Yen crosses stage a very strong rebound after initial weakness today on a couple of reasons. Firstly, there was verbal intervention from Vice Finance Minister of Japan Sugimoto, who said that excessive moves in currencies may hurt economy. Secondly, investors sentiments seem improved as seen in rally in European stocks. Thirdly, most yen crosses drew support from trend line as mentioned in our prior reports. Among the pairs, commodity yen crosses are the biggest winners so far with AUD/JPY, NZD/JPY, CAD/JPY topping the top movers chart.
Markets are sensitive to possibility of intervention, in particular as there are speculations that SNB sold the Franc last Friday to curb the currency's gain against Euro. While the impact was strong, EUR/CHF is staying in range after all while USD/CHF is retreating from last week's gain. It's doubtful whether the impact of speculation of yen intervention would sustain. Risk aversion and stock markets development will likely remain the major factor in driving yen.
Looking at stocks, DOW opens higher today and is back above 8300 level. Note that the index is drawing good support from 4 hours 55 EMA and is still kept inside near term rising channel. Also, it's still holding above last month's close, this months' high of 8167/68. Hence, while upside momentum is diminishing, there is no confirmation of a top yet. Hence, it will probably provide some support to yen crosses.
Euro continue to underperform AUD and GBP today with EUR/GBP dropping to as low as 0.8806 and EUR/AUD diving to 0.7737 so far. While crosses are still kept above recent lows, they now look vulnerable to additional selling pressure and we could see resumption of recent fall in these crosses in near future. The Eurozone recorded a trade surplus of 0.4B euro in March, the first time the reading rose from the red since June 2008, following a revised 1B euro deficit a month ago. Adjusted seasonally, trade deficit in March came in at 2.1B euro, better than market expectation of 3.8B euro and an upwardly revised 2.9B euro.
NAHB housing market index probably increased to 16 in May after adding 5 points to 14 in April. Better than expected data will fuel some optimism to tomorrow's new residential construction data.
GBP/USD Mid-Day Outlook
Daily Pivots: (S1) 1.5110; (P) 1.5199; (R1) 1.5265;
While the rebound in GBP/USD today is impressive, upside is still limited below 1.5371/5352 resistance zone. Hence, intraday outlook remains neutral for the moment and some more sideway trading might still be seen, with risk of another fall. Nevertheless, break of 1.5371 will confirm that recent rally in GBP/USD has resumed and should target 1.5722 resistance next. On the downside, below 1.5054 will flip intraday bias back to the downside for channel support (now at 1.4694). Considering bearish divergence condition in 4 hours MACD, and the fact that 1.5371 target was almost met, break of the channel support will serves as the first alert that whole rise from 1.3654 has completed already and turn focus to 1.4395 support for confirmation.

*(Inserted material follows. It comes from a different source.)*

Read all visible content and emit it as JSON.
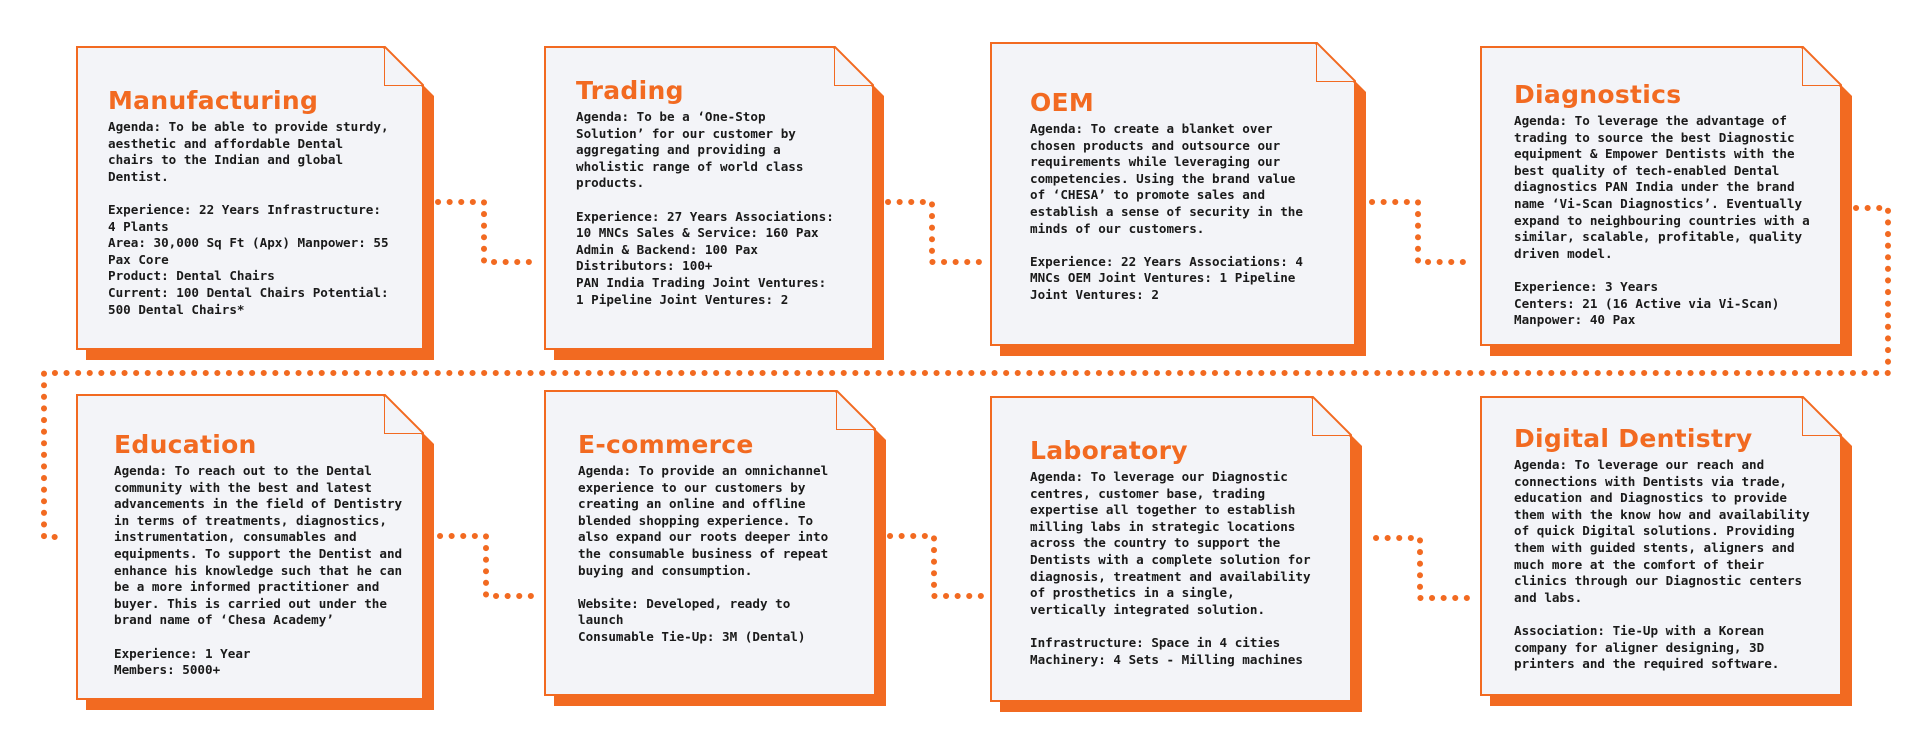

In the bigger picture, current rise from 1.3654 is treated as part of the consolidation that started at 1.3503, which is correcting whole medium term decline from 2.0158. The question remains on how far such correction will go. We're still preferring that such correction will complete at 1.5371 resistance and a break of mentioned 1.4395 support will solidify this case. In such case, deep decline should be seen which should eventually take GBP/USD through 1.3503/3654 support zone to resume the longer term down trend.
However, based on recent broad based weakness in dollar, firm break of 1.5371 will argue that stronger rise to next cluster resistance of 38.2% retracement of 2.0158 to 1.3503 at 1.6045 and 161.8% projection of 1.3503 to 1.4984 from 1.3654 at 1.6050 would be seen before completion.